Configuration

The base class PretrainedConfig implements the common methods for loading/saving a configuration either from a local file or directory, or from a pretrained model configuration provided by the library (downloaded from HuggingFace’s AWS S3 repository).

PretrainedConfig

class transformers.PretrainedConfig(**kwargs)[source]

Base class for all configuration classes. Handles a few parameters common to all models’ configurations as well as methods for loading/downloading/saving configurations.

Note

A configuration file can be loaded and saved to disk. Loading the configuration file and using this file to initialize a model does not load the model weights. It only affects the model’s configuration.

Class attributes (overridden by derived classes):
  • pretrained_config_archive_map: a python dict of with short-cut-names (string) as keys and url (string) of associated pretrained model configurations as values.

Parameters
  • finetuning_task – string, default None. Name of the task used to fine-tune the model. This can be used when converting from an original (TensorFlow or PyTorch) checkpoint.

  • num_labels – integer, default 2. Number of classes to use when the model is a classification model (sequences/tokens)

  • output_attentions – boolean, default False. Should the model returns attentions weights.

  • output_hidden_states – string, default False. Should the model returns all hidden-states.

  • torchscript – string, default False. Is the model used with Torchscript.

classmethod from_dict(json_object)[source]

Constructs a Config from a Python dictionary of parameters.

classmethod from_json_file(json_file)[source]

Constructs a BertConfig from a json file of parameters.

classmethod from_pretrained(pretrained_model_name_or_path, **kwargs)[source]

Instantiate a PretrainedConfig (or a derived class) from a pre-trained model configuration.

Parameters
  • pretrained_model_name_or_path

    either:

    • a string with the shortcut name of a pre-trained model configuration to load from cache or download, e.g.: bert-base-uncased.

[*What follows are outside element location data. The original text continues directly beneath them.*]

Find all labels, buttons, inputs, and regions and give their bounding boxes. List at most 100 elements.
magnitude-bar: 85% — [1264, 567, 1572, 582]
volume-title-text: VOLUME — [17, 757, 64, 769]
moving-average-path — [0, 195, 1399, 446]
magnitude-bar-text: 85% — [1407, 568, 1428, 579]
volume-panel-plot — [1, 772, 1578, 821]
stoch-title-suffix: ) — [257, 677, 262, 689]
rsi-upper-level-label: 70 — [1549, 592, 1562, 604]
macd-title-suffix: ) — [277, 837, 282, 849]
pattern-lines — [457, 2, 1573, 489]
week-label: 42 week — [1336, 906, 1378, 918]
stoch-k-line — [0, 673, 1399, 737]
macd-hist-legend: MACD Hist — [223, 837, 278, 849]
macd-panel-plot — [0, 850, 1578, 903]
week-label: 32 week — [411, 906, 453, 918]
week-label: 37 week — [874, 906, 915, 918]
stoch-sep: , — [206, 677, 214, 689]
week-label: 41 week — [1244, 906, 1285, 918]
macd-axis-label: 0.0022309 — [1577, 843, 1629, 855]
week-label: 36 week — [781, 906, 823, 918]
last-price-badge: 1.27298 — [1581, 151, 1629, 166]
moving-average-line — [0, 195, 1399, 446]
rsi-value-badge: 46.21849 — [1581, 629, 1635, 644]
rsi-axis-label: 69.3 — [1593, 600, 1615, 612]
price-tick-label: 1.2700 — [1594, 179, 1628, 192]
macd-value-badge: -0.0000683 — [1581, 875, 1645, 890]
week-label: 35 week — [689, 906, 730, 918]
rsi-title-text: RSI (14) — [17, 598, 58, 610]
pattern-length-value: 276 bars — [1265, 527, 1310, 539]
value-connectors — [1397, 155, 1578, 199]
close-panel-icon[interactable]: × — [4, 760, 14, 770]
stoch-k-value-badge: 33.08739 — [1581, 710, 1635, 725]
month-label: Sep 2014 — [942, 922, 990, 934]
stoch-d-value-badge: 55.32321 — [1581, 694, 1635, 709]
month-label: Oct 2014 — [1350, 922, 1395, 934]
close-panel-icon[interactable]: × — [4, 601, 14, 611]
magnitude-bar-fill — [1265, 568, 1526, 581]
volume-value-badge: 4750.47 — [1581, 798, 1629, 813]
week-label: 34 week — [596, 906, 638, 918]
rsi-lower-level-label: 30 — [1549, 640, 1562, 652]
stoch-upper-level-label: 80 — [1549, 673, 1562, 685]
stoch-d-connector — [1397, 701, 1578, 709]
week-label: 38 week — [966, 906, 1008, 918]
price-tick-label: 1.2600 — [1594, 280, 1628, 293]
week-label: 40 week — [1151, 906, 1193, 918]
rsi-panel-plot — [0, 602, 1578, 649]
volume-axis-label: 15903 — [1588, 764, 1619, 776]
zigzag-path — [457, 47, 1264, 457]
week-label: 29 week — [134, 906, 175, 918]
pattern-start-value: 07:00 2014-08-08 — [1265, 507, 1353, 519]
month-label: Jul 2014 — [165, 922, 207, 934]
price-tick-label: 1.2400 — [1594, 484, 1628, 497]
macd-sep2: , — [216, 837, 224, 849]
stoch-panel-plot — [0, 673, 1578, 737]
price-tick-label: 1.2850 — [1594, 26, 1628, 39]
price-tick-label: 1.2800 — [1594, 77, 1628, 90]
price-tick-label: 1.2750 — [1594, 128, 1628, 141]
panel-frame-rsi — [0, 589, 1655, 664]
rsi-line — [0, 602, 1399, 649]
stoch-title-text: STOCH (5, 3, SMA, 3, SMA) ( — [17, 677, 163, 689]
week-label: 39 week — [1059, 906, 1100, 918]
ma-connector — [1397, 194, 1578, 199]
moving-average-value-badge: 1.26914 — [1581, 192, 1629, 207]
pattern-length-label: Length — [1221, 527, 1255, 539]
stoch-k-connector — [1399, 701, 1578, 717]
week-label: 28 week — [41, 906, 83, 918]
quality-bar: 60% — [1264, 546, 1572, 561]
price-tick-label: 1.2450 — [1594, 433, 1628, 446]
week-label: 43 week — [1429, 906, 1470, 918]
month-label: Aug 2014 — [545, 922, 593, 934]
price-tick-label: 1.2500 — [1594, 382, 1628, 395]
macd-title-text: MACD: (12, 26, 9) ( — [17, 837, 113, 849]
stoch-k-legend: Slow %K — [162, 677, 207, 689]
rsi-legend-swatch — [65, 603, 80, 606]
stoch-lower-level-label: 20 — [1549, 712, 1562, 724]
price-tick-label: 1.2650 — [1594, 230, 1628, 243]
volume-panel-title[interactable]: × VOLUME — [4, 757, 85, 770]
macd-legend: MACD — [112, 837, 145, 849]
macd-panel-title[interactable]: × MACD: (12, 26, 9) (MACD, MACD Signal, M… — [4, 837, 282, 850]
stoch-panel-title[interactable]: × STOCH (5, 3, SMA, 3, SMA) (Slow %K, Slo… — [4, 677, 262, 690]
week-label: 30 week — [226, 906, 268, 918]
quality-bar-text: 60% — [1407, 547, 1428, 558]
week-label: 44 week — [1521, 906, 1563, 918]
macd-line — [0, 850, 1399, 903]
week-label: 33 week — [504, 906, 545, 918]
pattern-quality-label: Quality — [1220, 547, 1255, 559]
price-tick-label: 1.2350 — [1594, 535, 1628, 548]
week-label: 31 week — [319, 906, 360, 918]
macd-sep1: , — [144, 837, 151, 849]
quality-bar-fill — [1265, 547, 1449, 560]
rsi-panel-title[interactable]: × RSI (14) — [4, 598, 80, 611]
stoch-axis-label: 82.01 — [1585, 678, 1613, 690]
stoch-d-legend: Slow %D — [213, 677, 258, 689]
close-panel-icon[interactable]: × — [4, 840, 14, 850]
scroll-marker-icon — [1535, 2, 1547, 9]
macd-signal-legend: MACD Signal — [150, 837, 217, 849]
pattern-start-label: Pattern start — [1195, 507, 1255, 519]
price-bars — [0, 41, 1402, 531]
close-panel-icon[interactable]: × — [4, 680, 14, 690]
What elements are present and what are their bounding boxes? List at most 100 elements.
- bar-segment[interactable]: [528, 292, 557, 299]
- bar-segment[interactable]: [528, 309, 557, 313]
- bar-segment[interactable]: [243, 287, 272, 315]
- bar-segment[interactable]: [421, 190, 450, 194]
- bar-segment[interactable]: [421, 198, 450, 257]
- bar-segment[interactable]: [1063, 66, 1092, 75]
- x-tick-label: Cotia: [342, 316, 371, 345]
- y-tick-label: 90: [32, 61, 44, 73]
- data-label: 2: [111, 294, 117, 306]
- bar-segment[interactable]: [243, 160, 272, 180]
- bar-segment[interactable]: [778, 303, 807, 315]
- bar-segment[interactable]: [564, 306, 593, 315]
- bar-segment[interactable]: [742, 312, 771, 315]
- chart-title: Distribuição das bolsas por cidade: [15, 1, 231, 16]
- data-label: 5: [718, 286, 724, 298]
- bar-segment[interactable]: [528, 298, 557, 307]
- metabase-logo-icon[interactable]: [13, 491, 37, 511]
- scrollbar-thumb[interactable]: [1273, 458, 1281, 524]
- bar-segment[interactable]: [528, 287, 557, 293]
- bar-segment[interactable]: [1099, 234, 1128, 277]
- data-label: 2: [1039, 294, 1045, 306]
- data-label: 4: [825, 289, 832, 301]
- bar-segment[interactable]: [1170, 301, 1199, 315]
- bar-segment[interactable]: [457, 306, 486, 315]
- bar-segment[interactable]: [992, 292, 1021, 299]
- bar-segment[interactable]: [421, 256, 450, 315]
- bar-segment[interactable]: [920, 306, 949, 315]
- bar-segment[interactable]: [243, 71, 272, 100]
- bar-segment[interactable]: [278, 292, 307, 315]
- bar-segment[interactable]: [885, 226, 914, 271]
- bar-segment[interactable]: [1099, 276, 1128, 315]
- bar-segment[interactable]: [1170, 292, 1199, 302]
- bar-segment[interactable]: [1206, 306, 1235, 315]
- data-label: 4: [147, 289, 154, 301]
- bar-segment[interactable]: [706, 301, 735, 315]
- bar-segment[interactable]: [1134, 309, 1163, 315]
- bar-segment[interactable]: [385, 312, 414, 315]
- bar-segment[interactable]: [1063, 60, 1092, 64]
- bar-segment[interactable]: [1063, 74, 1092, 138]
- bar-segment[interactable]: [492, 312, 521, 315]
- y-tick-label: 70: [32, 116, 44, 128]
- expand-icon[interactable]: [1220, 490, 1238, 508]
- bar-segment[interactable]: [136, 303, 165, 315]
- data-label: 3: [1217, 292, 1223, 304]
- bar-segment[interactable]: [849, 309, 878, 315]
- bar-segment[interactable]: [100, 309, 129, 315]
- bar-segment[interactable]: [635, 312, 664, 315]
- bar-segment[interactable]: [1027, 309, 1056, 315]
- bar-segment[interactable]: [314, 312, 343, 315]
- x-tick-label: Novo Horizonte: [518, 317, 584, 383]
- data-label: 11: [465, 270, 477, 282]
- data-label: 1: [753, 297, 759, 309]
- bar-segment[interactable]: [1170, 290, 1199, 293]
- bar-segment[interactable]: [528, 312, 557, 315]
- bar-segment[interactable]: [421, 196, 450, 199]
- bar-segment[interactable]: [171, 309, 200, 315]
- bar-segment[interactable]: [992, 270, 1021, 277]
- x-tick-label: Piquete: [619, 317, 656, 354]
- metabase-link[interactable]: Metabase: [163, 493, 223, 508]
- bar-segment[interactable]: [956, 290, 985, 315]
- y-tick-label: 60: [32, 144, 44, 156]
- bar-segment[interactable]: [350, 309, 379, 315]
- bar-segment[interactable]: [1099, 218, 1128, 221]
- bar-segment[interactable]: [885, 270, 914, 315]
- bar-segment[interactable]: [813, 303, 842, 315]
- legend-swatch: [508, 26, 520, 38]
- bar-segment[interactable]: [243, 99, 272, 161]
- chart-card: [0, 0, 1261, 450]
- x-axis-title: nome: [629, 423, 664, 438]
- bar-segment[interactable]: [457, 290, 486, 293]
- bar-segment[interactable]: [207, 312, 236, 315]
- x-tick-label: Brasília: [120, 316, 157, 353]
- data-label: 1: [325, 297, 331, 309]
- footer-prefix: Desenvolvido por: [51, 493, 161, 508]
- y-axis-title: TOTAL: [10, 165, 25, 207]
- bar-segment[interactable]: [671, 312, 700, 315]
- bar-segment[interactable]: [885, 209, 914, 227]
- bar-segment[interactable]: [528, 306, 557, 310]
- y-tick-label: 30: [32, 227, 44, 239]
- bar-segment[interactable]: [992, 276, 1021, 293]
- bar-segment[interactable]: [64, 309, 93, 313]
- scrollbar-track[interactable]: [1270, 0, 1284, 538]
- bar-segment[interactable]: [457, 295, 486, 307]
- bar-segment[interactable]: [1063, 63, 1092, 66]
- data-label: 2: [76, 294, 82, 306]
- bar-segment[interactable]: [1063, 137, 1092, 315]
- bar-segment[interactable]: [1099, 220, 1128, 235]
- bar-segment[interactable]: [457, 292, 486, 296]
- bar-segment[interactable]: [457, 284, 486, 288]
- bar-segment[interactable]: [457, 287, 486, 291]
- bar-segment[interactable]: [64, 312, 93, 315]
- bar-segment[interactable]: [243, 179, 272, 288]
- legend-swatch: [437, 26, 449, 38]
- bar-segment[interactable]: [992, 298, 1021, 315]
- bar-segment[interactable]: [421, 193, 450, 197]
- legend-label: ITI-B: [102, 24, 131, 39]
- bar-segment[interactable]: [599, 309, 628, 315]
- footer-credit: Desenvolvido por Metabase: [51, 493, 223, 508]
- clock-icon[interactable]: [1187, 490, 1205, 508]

    • a path to a directory containing a configuration file saved using the save_pretrained() method, e.g.: ./my_model_directory/.

    • a path or url to a saved configuration JSON file, e.g.: ./my_model_directory/configuration.json.

  • cache_dir – (optional) string: Path to a directory in which a downloaded pre-trained model configuration should be cached if the standard cache should not be used.

  • kwargs

    (optional) dict: key/value pairs with which to update the configuration object after loading.

    • The values in kwargs of any keys which are configuration attributes will be used to override the loaded values.

    • Behavior concerning key/value pairs whose keys are not configuration attributes is controlled by the return_unused_kwargs keyword parameter.

  • force_download – (optional) boolean, default False: Force to (re-)download the model weights and configuration files and override the cached versions if they exists.

  • proxies – (optional) dict, default None: A dictionary of proxy servers to use by protocol or endpoint, e.g.: {‘http’: ‘foo.bar:3128’, ‘http://hostname’: ‘foo.bar:4012’}. The proxies are used on each request.

  • return_unused_kwargs

    (optional) bool:

    • If False, then this function returns just the final configuration object.

    • If True, then this functions returns a tuple (config, unused_kwargs) where unused_kwargs is a dictionary consisting of the key/value pairs whose keys are not configuration attributes: ie the part of kwargs which has not been used to update config and is otherwise ignored.

Examples:

# We can't instantiate directly the base class `PretrainedConfig` so let's show the examples on a
# derived class: BertConfig
config = BertConfig.from_pretrained('bert-base-uncased')    # Download configuration from S3 and cache.
config = BertConfig.from_pretrained('./test/saved_model/')  # E.g. config (or model) was saved using `save_pretrained('./test/saved_model/')`
config = BertConfig.from_pretrained('./test/saved_model/my_configuration.json')
config = BertConfig.from_pretrained('bert-base-uncased', output_attention=True, foo=False)
assert config.output_attention == True
config, unused_kwargs = BertConfig.from_pretrained('bert-base-uncased', output_attention=True,
                                                   foo=False, return_unused_kwargs=True)
assert config.output_attention == True
assert unused_kwargs == {'foo': False}
save_pretrained(save_directory)[source]

Save a configuration object to the directory save_directory, so that it can be re-loaded using the from_pretrained() class method.

to_dict()[source]

Serializes this instance to a Python dictionary.

to_json_file(json_file_path)[source]

Save this instance to a json file.

to_json_string()[source]

Serializes this instance to a JSON string.